Now, here are ways to save for your home:
- Start small. Put yourself on a path to homeownership by establishing good saving habits. One mistake that people make is to create saving goals that are too ambitious or unrealistic. “Start small and commit to an amount like $10 per paycheck,” advises Eli Ristine from Pan Florida Realty. “When you can do $20, do it. Remain consistent by saving in realistic proportion to your circumstances.”
- Crowdfunding a down payment. The first thing to note is that most crowdfunding sites so not allow personal fundraising – so cross Kickstarter and the like right off your list. Sites like GoFundMe are best suited for hard-luck appeals like medical expenses for life-threatening diseases, so you may not get a lot of help there when trying to raise money for a mortgage down payment. But it’s not “forbidden” – so why not try?
FeatherTheNest.com might be an option to consider. “It lets you build an online profile for a gift registry where contributions to your down payment can be funneled into a linked bank account,” explains nerdwallet.com. The service seems particularly suited for engaged couples and newlyweds. One caution: you need to factor in the transaction fees, which can total up to 8% on each donation.
- Tap into retirement savings. First-time homebuyers can withdraw up to $10,000 from an IRA without penalty to purchase a home. If you’re married, that could mean applying as much as $20,000 to your down payment, because both spouses can draw $10,000 from their respective IRAs. Of course, you’ll have to pay the income tax due on the withdrawal, unless you have Roth IRAs.

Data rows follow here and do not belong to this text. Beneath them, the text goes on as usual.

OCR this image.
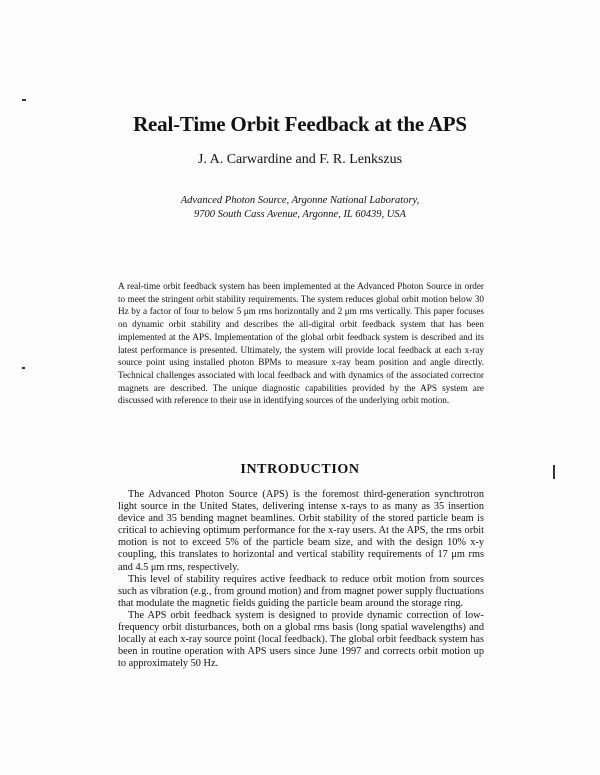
Real-Time Orbit Feedback at the APS
J. A. Carwardine and F. R. Lenkszus
Advanced Photon Source, Argonne National Laboratory, 9700 South Cass Avenue, Argonne, IL 60439, USA
A real-time orbit feedback system has been implemented at the Advanced Photon Source in order to meet the stringent orbit stability requirements. The system reduces global orbit motion below 30 Hz by a factor of four to below 5 μm rms horizontally and 2 μm rms vertically. This paper focuses on dynamic orbit stability and describes the all-digital orbit feedback system that has been implemented at the APS. Implementation of the global orbit feedback system is described and its latest performance is presented. Ultimately, the system will provide local feedback at each x-ray source point using installed photon BPMs to measure x-ray beam position and angle directly. Technical challenges associated with local feedback and with dynamics of the associated corrector magnets are described. The unique diagnostic capabilities provided by the APS system are discussed with reference to their use in identifying sources of the underlying orbit motion.
INTRODUCTION

The Advanced Photon Source (APS) is the foremost third-generation synchrotron light source in the United States, delivering intense x-rays to as many as 35 insertion device and 35 bending magnet beamlines. Orbit stability of the stored particle beam is critical to achieving optimum performance for the x-ray users. At the APS, the rms orbit motion is not to exceed 5% of the particle beam size, and with the design 10% x-y coupling, this translates to horizontal and vertical stability requirements of 17 μm rms and 4.5 μm rms, respectively.

This level of stability requires active feedback to reduce orbit motion from sources such as vibration (e.g., from ground motion) and from magnet power supply fluctuations that modulate the magnetic fields guiding the particle beam around the storage ring.

The APS orbit feedback system is designed to provide dynamic correction of low-frequency orbit disturbances, both on a global rms basis (long spatial wavelengths) and locally at each x-ray source point (local feedback). The global orbit feedback system has been in routine operation with APS users since June 1997 and corrects orbit motion up to approximately 50 Hz.
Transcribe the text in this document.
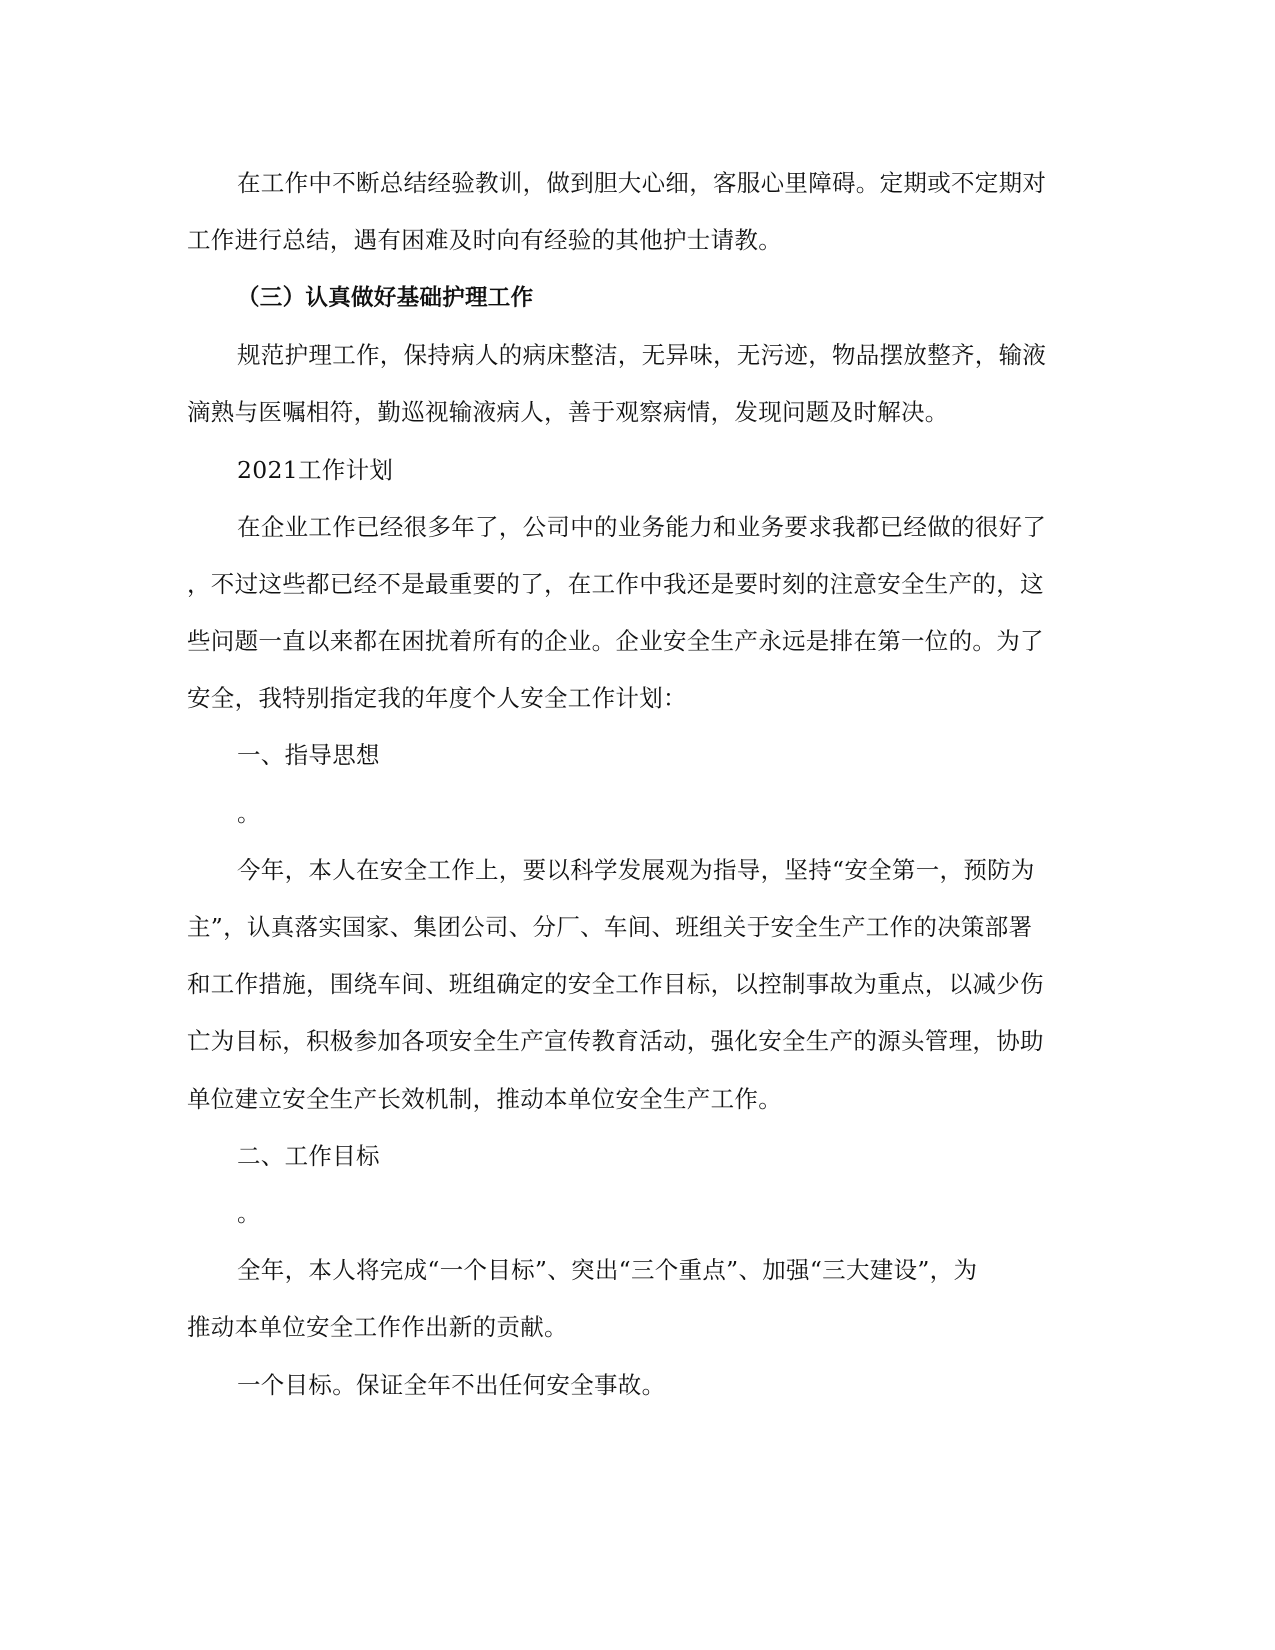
在工作中不断总结经验教训，做到胆大心细，客服心里障碍。定期或不定期对
工作进行总结，遇有困难及时向有经验的其他护士请教。
（三）认真做好基础护理工作
规范护理工作，保持病人的病床整洁，无异味，无污迹，物品摆放整齐，输液
滴熟与医嘱相符，勤巡视输液病人，善于观察病情，发现问题及时解决。
2021工作计划
在企业工作已经很多年了，公司中的业务能力和业务要求我都已经做的很好了
，不过这些都已经不是最重要的了，在工作中我还是要时刻的注意安全生产的，这
些问题一直以来都在困扰着所有的企业。企业安全生产永远是排在第一位的。为了
安全，我特别指定我的年度个人安全工作计划：
一、指导思想
。
今年，本人在安全工作上，要以科学发展观为指导，坚持“安全第一，预防为
主”，认真落实国家、集团公司、分厂、车间、班组关于安全生产工作的决策部署
和工作措施，围绕车间、班组确定的安全工作目标，以控制事故为重点，以减少伤
亡为目标，积极参加各项安全生产宣传教育活动，强化安全生产的源头管理，协助
单位建立安全生产长效机制，推动本单位安全生产工作。
二、工作目标
。
全年，本人将完成“一个目标”、突出“三个重点”、加强“三大建设”，为
推动本单位安全工作作出新的贡献。
一个目标。保证全年不出任何安全事故。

- Get help from family members. Garrett Clayton, CEO of AmCap Mortgage in Houston, cautions that receiving a gift toward a down payment takes a “full circle” of documentation to satisfy a mortgage lender’s requirements. The donors will have to verify in writing not only that they made the gift but that they have the financial ability to make such a donation. That will require them to provide bank statements as proof, along with a letter confirming that the donation is a gift and not a loan. FHA Loans, however, do allow donations from family members and friends. (Read: ‘Take Advantage of First Time Homebuyer Programs').
- State and local down payment assistance. State and local assistance programs are sources of down payment help that may not be well-known. Rob Chrane, CEO of Atlanta-based DownPaymentResource.com, says the service has identified close to 2,500 initiatives across the nation. There are programs in every state, implemented by government agencies, nonprofits, foundations, and even employers. Assistance can have a geographic focus as wide as the nation or as narrow as a city — all the way to hyper-local initiatives targeted as tightly as neighborhoods, and even house by house. “There’s typically some maximum household income limit,”
Chrane adds. That can vary by location, as well as the number of members in a household, he says. Even statewide programs will have income requirements that are often higher in metropolitan areas and lower in rural areas.
- Or…wait a bit longer. “Spending a few more years getting your student loans or other debts paid down could mean that you would qualify for a lower interest rate or a higher loan amount,” according to studentloanhero.com. Once you have a better credit history and more secure income history, you will have more options available when you finally are ready to take that leap into homeownership.